PULLMAN, Wash. — Ten Washington State University students, faculty and staff members have been selected by President V. Lane Rawlins to be part of the university’s newest diversity group — the Commission on Gender Identity and Sexual Orientation.  In October, Rawlins announced his plan to create the commission and implemented a promotional campaign to seek interested members.

“The members were carefully selected to provide advice and counsel to help make WSU a more accepting and comfortable place for people of all sexual orientations.  The membership may be augmented in the future as our needs are clarified,” Rawlins said.
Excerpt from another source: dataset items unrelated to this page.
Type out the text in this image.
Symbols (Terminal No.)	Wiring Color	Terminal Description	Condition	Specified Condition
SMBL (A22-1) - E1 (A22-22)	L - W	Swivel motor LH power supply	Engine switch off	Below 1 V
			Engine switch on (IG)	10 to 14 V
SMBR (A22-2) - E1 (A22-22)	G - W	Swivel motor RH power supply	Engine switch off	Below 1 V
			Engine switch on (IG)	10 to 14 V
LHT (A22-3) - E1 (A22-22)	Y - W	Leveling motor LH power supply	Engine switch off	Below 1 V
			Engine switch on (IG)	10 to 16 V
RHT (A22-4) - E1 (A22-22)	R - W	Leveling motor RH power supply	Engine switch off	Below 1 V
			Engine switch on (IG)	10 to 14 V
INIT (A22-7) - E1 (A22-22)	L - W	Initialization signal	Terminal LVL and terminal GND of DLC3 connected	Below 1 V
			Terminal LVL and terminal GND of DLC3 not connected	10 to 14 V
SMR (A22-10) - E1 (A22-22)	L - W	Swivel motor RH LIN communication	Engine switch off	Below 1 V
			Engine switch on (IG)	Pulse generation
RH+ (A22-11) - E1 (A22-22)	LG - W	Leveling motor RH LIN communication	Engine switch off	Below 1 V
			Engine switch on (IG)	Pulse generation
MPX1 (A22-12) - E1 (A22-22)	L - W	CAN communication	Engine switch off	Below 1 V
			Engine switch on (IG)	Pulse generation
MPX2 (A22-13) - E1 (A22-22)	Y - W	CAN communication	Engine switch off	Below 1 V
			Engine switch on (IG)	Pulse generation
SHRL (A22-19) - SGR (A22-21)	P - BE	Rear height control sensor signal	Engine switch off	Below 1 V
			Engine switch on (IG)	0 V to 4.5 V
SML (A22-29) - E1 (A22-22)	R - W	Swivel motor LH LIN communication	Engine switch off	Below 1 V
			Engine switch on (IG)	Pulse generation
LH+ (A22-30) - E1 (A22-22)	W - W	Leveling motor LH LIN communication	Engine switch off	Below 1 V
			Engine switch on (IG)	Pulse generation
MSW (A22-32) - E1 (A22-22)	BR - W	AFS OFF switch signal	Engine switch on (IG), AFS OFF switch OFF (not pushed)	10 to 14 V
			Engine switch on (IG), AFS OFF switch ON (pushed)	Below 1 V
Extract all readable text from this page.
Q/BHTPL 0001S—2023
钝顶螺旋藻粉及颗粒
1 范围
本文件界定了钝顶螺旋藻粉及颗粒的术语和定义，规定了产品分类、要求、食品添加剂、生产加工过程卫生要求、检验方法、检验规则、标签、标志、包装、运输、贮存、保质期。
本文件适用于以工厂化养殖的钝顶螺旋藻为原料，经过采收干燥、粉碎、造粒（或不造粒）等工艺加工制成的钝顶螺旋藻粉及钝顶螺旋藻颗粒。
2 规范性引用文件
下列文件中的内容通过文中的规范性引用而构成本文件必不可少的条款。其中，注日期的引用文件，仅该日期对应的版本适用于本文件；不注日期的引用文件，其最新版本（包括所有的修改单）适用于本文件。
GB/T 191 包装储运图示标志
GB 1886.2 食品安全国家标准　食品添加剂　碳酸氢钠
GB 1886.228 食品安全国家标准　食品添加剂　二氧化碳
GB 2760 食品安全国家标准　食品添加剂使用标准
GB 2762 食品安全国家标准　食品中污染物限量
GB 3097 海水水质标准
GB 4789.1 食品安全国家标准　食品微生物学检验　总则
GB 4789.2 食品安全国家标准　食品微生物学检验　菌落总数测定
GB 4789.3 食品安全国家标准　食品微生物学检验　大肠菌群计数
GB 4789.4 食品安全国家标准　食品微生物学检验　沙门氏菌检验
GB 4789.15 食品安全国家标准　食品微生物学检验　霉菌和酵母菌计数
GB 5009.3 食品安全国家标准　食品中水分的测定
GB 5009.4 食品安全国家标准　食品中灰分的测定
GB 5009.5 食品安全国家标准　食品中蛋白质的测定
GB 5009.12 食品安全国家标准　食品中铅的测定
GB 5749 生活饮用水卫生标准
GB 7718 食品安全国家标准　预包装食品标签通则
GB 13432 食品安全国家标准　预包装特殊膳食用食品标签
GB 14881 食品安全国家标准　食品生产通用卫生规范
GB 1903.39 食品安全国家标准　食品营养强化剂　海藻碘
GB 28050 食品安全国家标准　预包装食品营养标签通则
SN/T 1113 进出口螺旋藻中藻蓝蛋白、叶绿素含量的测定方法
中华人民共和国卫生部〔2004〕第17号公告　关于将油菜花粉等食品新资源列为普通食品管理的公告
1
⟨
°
Representing faculty and staff are Eleanor Finger, residence life; Lisa McIntyre, sociology; Alice Emerson, student support services; Richard Kelley, campus involvement; Marcie Gilliland, counseling and testing services; and Lisa Laughter, sciences advising.  Student representatives are Sarah Bailey, counseling psychology; Tina Krauss, American studies; Reginald Duncan, sports management/leadership studies; and Alyson Erb, psychology.  Ex-officio members are Michael Tate, interim vice president for equity and diversity, and Heidi Stanton, Gay, Lesbian, Bisexual, and Allies Program.

Two additional ex-officio members, a community representative and urban campus liaisons will be added to the commission during the spring semester.

The role of the commission is to identify gender identity and sexual orientation issues and develop action plans to address them. Rawlins, Tate and others will work with commission members to implement recommended strategies. “I am excited to become part of this new group.  There is potential for us to have far-reaching impact,” said Finger.

Kelley said this is a phenomenal opportunity for our community to become more educated as well as provide a voice for this segment of our population. “Just hearing GLBT students talk—they feel invisible on campus,” he said. 

While much of the focus will be on improving the campus climate, some expect their involvement will have a personal impact as well. “I think being part of this work will help me learn who I am. And, through it all, I am happy to be a resource for others,” said Duncan, a WSU senior.